Much like sex, foreplay varies greatly for individuals and couples. For most, foreplay begins before clothing is shed, and certainly before genitals are touched. It may even begin before partners touch at all. Seduction, flirting, attunement, and relaxing are all potential elements of foreplay. 

The big reveal: men need foreplay too. 

Many of the men I work with, both single and partnered, have recounted stories of being pressured, bullied, and shamed into having sex. In our culture, we are taught that men want to have sex all the time. We are told that men should want to have sex with any woman who wants to have sex with them; although a woman’s willingness isn’t a cultural deal-breaker. We are taught that men are physically ready to have sex at a moment’s notice; this manifests in the myth that men should be able to produce a rock-hard erection on command. Men who fail to manifest an erection on demand can be made to feel emasculated.

All bodies, regardless of gender and relationship status, require some form of foreplay to stoke and build arousal. Foreplay can be psychological, emotional, or physical, it can also be fantasy. Anticipation of seeing your lover can be as equally arousing as a sexy text, or being touched just the way you like. At this point you may be wondering: if foreplay is such an integral part of building desire why don’t we do it more often?

THE CULPRITS

Anxiety

When we feel anxious, we become disconnected from our bodies and when that happens it is difficult to know what actually feels good. It is also nearly impossible to connect with someone else’s body. Anxiety pulls us into our heads which actually prevents us from being present. This can be experienced as not being able to turn off our thoughts; our brains just spin and spin. In a sexual context, we can actually check-out; disconnecting from what we are physically doing and focusing on our thoughts instead.

Excitement

Excitement can be thought of as the more pleasant form of anxiety. Sometimes our excitement can be so intense that we speed everything up. Like a kid tearing into their birthday presents, we can experience a ton of excitement before sex, however it can also prevent us from being present because we are focusing on what we want to have rather than what is happening in the moment.
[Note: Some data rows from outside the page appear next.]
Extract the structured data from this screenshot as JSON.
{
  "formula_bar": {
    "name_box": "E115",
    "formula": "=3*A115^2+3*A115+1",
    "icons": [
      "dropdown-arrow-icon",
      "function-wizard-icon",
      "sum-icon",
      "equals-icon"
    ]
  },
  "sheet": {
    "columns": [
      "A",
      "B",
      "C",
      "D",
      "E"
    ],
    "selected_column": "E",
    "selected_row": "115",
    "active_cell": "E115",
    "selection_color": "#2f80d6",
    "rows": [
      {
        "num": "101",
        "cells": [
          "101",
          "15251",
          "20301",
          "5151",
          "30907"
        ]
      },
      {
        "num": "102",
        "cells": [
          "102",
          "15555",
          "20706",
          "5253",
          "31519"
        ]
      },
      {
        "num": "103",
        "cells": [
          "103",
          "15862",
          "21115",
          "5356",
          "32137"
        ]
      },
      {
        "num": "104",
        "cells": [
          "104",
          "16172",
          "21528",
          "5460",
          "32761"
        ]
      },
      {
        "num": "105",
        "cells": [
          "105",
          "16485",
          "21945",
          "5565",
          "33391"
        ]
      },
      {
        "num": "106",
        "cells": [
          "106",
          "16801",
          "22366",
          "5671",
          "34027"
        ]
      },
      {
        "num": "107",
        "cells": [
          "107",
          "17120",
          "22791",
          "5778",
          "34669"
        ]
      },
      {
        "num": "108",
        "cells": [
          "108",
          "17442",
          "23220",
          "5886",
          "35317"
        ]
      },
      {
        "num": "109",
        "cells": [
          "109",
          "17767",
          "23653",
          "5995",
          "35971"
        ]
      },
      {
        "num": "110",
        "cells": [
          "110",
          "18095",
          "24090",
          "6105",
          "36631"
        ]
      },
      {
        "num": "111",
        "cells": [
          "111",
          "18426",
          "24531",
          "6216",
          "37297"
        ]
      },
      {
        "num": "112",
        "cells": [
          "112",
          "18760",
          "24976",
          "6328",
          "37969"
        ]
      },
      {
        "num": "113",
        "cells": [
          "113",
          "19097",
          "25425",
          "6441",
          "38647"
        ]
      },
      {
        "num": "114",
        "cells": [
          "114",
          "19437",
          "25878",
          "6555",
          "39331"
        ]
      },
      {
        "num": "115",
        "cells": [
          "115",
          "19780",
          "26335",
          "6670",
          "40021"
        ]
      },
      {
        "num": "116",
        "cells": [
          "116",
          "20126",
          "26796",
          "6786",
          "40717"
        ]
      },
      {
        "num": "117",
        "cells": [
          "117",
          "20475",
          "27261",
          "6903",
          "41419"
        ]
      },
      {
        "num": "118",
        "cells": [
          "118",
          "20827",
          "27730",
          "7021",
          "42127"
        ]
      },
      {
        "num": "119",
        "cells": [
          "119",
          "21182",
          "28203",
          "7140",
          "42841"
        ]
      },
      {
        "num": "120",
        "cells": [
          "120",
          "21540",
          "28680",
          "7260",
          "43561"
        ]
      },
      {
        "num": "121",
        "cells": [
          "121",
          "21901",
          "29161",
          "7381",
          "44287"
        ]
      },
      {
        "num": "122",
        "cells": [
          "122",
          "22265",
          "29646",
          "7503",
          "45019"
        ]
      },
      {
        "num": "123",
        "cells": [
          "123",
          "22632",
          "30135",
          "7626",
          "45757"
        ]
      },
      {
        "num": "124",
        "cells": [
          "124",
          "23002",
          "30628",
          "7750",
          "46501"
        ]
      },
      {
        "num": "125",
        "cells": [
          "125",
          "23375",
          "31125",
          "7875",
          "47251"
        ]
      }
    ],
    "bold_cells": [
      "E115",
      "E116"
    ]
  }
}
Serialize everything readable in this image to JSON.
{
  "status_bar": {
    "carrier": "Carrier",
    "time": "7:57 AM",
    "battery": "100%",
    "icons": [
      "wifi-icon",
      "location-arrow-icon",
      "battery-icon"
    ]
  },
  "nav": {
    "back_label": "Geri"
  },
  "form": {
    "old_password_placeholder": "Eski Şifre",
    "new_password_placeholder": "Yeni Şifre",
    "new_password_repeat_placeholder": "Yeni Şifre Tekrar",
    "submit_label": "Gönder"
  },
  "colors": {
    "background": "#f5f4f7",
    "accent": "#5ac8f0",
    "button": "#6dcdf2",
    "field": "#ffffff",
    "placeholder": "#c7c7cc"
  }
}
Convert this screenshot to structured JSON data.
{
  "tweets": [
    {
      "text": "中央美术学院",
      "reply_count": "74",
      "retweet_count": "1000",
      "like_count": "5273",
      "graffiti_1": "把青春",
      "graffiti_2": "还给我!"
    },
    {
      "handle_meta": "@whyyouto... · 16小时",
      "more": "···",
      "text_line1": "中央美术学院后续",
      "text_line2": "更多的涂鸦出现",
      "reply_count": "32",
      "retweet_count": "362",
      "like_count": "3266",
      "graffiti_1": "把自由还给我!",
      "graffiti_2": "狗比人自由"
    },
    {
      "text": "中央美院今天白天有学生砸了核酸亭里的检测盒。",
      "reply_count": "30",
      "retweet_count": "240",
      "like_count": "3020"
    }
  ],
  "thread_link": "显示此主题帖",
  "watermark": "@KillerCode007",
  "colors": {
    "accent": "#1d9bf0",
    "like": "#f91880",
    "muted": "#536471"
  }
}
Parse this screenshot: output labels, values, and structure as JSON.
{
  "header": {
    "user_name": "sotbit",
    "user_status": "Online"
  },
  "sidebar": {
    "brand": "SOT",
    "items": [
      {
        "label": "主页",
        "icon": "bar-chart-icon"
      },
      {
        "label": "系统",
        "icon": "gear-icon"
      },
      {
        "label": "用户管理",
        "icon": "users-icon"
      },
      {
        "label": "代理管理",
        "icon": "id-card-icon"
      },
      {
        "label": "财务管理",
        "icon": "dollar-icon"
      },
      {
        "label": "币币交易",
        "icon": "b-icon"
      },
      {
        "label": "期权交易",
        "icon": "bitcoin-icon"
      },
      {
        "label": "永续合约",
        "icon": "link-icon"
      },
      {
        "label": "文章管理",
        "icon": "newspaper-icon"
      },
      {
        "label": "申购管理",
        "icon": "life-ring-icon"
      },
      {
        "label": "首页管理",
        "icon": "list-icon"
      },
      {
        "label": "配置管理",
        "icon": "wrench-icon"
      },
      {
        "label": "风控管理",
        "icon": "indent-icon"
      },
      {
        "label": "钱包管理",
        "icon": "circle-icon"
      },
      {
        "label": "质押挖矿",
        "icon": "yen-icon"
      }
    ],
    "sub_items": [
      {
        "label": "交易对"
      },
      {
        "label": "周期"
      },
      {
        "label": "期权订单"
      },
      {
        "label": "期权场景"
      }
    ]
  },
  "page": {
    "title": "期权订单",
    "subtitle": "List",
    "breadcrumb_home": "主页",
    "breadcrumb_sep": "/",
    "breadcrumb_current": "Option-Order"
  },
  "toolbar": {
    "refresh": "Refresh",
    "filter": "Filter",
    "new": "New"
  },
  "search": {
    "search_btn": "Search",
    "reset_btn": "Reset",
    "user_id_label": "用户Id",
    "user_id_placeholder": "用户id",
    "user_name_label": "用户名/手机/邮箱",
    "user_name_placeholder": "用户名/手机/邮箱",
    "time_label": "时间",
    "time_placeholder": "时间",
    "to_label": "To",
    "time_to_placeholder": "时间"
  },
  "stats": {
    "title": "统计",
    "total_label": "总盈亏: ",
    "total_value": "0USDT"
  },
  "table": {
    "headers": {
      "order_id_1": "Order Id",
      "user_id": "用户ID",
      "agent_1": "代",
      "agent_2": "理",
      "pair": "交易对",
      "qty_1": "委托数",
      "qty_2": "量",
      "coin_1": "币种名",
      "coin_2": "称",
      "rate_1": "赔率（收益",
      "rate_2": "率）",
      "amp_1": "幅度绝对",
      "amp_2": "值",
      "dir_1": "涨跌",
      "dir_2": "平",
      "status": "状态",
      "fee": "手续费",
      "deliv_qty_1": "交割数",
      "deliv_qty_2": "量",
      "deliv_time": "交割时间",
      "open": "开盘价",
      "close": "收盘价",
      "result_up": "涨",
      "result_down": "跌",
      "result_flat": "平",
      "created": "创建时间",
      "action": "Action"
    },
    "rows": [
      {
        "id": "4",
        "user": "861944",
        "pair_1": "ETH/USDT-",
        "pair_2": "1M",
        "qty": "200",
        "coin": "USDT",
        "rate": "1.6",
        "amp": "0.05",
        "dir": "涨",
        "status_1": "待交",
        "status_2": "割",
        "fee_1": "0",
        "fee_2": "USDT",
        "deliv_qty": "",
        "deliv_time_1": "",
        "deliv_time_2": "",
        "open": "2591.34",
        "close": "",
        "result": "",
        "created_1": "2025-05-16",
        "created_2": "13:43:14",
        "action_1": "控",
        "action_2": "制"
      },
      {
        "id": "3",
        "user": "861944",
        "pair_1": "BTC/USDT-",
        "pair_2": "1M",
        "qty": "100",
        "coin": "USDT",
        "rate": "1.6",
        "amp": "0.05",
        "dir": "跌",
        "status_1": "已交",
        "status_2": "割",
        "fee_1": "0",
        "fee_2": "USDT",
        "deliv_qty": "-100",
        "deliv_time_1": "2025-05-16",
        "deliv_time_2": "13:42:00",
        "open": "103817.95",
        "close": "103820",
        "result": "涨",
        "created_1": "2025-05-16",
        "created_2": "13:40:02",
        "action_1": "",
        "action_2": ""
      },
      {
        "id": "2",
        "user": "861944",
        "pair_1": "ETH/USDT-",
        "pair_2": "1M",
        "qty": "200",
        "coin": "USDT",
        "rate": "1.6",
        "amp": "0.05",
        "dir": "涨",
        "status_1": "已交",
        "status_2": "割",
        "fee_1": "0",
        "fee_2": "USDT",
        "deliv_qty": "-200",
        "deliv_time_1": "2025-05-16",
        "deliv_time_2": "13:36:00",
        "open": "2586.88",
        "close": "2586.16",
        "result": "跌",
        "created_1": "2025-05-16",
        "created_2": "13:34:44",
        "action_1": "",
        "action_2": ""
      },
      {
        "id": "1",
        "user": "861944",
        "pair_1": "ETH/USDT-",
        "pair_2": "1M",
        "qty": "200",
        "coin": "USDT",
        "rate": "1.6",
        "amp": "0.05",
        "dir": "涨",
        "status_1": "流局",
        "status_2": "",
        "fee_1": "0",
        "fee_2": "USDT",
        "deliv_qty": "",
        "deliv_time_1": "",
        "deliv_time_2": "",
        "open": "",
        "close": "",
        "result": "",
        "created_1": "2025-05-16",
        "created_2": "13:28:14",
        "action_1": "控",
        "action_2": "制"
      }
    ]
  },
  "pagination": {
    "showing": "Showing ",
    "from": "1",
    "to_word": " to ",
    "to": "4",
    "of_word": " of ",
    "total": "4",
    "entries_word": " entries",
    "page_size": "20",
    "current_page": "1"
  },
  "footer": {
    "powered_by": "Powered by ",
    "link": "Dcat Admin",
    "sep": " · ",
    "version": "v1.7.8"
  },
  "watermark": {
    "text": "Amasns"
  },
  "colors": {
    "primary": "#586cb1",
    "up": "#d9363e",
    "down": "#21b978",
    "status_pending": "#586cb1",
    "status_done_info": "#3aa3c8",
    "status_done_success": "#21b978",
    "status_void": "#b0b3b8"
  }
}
When we focus on a goal, like having sex, we may bypass our partner’s signals and experience.

Lack of Energy

Often when we are tired, we try to ‘move things along’ so that we can tick sex off our list and be finished for the day. Lack of energy leads to a lack of interest in enjoying the moment. We are unlikely to have a stellar experience when we do not have the energy to attune to physical pleasure, let alone attune to our partners. 

Lack of Interest

If we aren’t actually interested in sexual activity or connection, foreplay is usually skipped. Which is counterintuitive, because foreplay helps us get into it, or may help us want to want sex. When we approach sex from a place of disinterest we tend to rush through it like a chore. Sex becomes another thing we have to do or should do, either because everyone else is doing it, or because our partner(s) want it. 

WHAT TO DO?

Think back to some of your most pleasurable sexual experiences; specifically the lead early stages of the encounter or the lead-up. What can you remember about the build-up of your arousal and excitement? Try making a list of things you believe help you get excited or help you relax so that you can get in the mood. Once you have a list ask your partner(s) for these things, one at a time; we don’t want to overwhelm anyone. Experiencing each stimulus individually will help you appreciate the effect it has on your arousal.

Another way you can revive desire is by identifying what is blocking it in the first place. Use the list of culprits above a s jumping off point. When your partner(s) makes a bid for sexual connection try to identify why you don’t have any desire, if you can. Are you tired? Feeling disconnected? Or is there something about the way you are being approached that dampens your desire? Ask yourself what you need to be different or what you would prefer to do instead. Maybe there are activities you would actually enjoy that are not sex. Perhaps a naked cuddle or a showering together? Make this activity the new ‘goal’. Ideally, your goal could be enjoying what is possible, rather than dreading what you aren’t in the mood for, yet believe you should want.